= Wright Sound =

Waterway in British Columbia, Canada

Wright Sound is a waterway on the North Coast of British Columbia, Canada. Wright Sound is 135 km south of Prince Rupert and lies at the southern opening of Grenville Channel and between Gil, Gribbell and Pitt Islands. The small town of Hartley Bay sits on its northern shore and is home to the Gitga'ata, a Tsimshian group. On the north side of Wright Sound develops the Douglas Channel.

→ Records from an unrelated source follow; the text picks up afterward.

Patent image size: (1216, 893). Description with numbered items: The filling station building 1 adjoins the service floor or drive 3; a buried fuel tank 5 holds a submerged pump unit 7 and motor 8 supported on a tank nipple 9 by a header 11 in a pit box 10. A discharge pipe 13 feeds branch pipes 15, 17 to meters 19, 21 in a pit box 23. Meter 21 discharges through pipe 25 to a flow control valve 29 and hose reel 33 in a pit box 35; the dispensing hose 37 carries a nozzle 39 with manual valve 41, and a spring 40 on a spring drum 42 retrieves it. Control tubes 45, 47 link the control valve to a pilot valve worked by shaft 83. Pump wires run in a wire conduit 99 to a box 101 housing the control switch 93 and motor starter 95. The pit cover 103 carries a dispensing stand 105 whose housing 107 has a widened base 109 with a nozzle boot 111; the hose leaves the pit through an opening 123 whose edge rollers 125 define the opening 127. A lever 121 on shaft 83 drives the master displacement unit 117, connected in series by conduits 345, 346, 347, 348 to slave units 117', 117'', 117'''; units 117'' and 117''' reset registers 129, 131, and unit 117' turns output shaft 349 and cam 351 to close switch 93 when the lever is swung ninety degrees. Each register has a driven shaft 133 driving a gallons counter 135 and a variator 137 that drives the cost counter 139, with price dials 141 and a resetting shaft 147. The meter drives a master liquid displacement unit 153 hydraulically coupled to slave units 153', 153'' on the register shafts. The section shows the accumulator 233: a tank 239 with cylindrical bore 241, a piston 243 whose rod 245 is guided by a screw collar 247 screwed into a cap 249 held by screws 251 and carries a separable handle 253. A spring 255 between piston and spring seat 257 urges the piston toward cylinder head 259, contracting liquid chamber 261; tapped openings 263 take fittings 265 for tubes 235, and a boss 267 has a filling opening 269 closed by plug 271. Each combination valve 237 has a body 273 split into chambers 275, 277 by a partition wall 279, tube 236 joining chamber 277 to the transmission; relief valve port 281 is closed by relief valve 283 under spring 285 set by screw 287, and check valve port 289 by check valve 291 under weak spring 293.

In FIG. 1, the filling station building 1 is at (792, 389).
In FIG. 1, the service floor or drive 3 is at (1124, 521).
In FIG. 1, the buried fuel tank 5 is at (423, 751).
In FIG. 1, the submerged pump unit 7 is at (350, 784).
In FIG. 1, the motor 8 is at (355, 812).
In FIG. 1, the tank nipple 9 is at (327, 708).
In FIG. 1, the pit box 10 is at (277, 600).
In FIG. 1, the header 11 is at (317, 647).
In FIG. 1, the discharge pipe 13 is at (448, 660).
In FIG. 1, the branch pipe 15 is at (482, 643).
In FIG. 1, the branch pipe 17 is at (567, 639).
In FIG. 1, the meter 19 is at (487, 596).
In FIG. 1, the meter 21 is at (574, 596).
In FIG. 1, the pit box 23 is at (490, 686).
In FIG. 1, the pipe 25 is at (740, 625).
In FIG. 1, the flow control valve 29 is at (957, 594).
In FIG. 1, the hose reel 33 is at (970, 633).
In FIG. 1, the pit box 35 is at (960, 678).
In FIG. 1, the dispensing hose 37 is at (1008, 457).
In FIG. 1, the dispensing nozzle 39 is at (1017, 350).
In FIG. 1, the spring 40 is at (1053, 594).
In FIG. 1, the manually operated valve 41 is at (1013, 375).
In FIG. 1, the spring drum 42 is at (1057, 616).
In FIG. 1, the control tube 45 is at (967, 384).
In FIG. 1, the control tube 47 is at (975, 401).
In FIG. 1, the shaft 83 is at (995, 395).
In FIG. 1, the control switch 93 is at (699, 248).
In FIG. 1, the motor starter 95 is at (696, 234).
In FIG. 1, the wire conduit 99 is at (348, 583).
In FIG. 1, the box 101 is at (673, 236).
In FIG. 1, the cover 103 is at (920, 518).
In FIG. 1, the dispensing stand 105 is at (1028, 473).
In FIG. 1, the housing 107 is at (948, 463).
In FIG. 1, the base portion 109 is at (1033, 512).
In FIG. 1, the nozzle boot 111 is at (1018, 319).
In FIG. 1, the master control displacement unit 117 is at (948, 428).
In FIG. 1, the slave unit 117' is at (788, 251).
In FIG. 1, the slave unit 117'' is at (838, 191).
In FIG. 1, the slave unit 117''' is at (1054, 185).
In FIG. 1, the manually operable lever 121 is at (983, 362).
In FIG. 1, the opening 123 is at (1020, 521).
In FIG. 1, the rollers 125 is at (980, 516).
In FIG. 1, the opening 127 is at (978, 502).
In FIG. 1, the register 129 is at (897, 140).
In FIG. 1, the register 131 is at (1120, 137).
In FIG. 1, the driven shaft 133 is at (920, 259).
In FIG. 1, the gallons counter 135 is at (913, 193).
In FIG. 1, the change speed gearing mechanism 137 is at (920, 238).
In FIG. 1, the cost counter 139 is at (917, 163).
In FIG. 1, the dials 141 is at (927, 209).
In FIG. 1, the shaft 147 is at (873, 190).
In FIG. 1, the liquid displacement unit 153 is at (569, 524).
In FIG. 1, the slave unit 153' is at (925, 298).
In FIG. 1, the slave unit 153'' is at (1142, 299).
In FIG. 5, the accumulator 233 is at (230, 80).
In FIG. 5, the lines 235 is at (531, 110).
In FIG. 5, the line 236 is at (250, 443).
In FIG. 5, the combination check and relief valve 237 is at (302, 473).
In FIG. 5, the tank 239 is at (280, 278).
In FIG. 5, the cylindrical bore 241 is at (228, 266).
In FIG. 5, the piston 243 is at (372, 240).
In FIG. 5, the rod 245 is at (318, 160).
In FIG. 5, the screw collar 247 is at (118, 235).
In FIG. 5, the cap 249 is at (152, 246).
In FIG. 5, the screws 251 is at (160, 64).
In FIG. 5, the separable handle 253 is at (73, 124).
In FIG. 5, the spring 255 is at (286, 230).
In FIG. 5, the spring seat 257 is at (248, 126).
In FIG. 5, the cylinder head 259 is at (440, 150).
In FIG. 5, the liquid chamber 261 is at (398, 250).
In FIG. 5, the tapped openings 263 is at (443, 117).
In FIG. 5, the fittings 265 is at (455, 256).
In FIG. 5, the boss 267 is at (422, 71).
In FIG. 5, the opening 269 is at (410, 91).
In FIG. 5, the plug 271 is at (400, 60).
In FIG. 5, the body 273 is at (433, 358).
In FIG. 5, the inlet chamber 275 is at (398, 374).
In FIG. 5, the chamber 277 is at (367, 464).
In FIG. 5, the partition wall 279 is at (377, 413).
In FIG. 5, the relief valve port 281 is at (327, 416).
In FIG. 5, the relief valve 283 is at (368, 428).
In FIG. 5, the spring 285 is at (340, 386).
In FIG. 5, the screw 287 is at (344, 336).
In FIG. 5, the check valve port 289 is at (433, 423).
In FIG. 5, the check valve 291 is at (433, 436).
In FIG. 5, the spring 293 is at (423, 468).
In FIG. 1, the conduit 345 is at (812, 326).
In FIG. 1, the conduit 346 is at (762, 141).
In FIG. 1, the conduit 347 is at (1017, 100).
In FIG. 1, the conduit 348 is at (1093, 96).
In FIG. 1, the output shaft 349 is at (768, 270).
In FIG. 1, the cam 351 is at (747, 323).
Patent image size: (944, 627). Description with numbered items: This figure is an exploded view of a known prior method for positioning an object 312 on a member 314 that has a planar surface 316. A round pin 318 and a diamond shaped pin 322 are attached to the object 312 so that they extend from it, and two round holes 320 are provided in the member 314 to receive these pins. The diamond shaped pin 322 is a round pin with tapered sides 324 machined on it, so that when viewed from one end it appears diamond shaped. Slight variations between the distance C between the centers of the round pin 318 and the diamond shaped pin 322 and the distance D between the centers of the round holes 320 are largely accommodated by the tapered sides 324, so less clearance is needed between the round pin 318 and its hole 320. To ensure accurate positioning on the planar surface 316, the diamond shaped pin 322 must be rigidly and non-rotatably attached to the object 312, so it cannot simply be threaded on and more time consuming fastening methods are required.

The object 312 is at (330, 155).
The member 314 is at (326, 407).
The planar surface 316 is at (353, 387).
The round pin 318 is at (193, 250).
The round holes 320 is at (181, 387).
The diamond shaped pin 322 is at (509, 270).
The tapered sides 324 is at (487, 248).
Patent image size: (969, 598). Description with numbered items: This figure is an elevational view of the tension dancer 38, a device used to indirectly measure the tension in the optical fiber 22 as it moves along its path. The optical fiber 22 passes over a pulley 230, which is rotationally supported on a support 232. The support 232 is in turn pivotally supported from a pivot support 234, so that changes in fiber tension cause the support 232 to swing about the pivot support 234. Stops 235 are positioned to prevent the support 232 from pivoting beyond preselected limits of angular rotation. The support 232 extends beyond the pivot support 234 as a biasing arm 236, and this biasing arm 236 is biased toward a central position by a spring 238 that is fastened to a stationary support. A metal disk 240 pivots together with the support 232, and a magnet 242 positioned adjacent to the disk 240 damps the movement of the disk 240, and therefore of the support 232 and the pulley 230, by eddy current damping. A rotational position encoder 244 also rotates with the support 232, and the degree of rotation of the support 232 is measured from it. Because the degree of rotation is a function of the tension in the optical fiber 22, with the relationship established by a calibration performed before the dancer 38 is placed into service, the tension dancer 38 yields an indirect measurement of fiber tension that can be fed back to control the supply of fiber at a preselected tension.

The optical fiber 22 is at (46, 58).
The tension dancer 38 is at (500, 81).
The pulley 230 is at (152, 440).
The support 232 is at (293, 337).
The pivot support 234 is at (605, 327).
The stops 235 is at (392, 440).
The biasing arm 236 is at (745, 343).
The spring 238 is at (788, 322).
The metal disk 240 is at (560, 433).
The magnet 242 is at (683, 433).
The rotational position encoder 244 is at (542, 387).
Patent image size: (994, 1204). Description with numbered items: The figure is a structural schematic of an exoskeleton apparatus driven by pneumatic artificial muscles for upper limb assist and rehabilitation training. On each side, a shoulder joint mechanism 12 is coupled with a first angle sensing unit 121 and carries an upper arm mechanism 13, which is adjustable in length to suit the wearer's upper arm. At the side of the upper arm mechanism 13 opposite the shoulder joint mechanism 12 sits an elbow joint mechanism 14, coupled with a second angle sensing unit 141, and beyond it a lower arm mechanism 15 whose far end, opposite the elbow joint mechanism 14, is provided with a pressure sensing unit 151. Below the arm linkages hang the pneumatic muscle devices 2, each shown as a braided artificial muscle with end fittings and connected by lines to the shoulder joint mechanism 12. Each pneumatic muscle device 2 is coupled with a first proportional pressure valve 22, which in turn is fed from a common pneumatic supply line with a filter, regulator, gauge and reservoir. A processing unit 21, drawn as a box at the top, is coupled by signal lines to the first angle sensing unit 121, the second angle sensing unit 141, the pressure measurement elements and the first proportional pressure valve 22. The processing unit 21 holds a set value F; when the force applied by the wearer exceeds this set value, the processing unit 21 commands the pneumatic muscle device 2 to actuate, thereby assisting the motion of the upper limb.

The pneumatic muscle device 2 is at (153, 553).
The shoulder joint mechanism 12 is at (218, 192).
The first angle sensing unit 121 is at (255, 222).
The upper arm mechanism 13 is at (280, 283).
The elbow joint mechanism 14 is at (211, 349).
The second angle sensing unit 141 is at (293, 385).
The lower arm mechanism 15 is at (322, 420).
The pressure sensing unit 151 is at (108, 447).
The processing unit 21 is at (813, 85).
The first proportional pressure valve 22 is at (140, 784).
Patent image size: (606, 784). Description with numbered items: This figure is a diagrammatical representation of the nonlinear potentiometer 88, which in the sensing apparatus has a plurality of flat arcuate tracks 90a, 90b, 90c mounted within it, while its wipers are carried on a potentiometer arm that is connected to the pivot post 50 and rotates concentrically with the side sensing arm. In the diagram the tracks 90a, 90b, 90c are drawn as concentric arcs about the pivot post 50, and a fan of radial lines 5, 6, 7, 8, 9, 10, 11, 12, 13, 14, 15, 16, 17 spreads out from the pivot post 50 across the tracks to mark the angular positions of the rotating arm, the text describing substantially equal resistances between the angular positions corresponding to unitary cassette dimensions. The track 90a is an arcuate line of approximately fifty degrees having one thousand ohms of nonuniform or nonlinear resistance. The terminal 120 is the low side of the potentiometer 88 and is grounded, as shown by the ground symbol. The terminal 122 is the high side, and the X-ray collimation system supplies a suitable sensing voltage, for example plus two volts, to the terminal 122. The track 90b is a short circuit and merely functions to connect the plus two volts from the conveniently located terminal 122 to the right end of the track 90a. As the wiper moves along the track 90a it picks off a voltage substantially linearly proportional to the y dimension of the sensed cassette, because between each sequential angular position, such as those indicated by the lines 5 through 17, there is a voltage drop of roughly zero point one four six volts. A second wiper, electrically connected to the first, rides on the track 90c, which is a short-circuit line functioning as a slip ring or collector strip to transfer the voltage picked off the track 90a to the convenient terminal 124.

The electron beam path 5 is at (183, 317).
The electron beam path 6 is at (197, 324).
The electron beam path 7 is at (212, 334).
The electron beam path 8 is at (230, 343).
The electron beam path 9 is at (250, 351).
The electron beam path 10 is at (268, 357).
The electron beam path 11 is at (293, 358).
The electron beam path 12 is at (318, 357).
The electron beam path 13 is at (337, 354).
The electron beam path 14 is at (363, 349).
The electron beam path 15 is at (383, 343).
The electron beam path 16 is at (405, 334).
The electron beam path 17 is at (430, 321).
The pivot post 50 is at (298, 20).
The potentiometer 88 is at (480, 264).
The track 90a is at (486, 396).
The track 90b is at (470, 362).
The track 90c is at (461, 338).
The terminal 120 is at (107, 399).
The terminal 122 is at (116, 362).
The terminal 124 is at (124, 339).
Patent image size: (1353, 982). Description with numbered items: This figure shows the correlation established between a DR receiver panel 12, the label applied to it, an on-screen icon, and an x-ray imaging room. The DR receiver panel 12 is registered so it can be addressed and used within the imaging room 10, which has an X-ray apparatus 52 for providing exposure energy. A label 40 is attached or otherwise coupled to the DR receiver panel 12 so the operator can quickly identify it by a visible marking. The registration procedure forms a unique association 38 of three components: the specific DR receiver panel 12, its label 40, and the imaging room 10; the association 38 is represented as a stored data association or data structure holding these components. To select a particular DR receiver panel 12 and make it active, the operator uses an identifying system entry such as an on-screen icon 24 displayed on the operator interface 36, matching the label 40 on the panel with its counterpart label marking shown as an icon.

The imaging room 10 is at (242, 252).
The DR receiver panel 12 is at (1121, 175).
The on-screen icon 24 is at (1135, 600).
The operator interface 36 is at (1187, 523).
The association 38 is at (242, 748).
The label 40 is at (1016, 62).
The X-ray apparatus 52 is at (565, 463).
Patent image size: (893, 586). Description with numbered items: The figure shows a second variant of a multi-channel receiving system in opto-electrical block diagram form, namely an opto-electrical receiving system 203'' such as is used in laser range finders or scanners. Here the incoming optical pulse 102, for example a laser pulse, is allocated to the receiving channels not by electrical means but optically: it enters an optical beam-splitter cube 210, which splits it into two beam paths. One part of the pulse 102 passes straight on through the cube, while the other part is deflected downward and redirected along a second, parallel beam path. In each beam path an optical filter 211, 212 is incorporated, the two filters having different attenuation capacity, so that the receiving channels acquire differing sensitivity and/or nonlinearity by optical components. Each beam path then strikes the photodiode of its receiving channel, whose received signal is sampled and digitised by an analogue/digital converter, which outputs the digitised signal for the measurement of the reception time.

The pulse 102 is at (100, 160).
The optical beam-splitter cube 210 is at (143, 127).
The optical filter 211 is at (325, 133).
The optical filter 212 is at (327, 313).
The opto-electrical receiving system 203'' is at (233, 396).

Wright Sound is part of the Inside Passage that connects Alaska, British Columbia, and Washington. The Inside Passage is protected by coastal islands from the more open waters of Queen Charlotte Sound, Hecate Strait and the Dixon Entrance, which are more exposed to the open Pacific Ocean, and so makes it a safer route for vessels. Though the passage all the way up to kitimat has been the course of some controversy. The proposed Enbridge pipeline would have large container ships pass through this area in high volume. BC Ferries transports passengers, vehicles, and cargo to and from many remote communities in this area, although in the past various shipping lines served the route, which is also heavily travelled by cruise ships and also by the southward line of the Alaska Marine Highway system. On March 22, 2006, the BC Ferries vessel Queen of the North sank in Wright Sound, with the survivors being rescued by the residents of Hartley Bay in a daring night rescue on rough water. Two people died.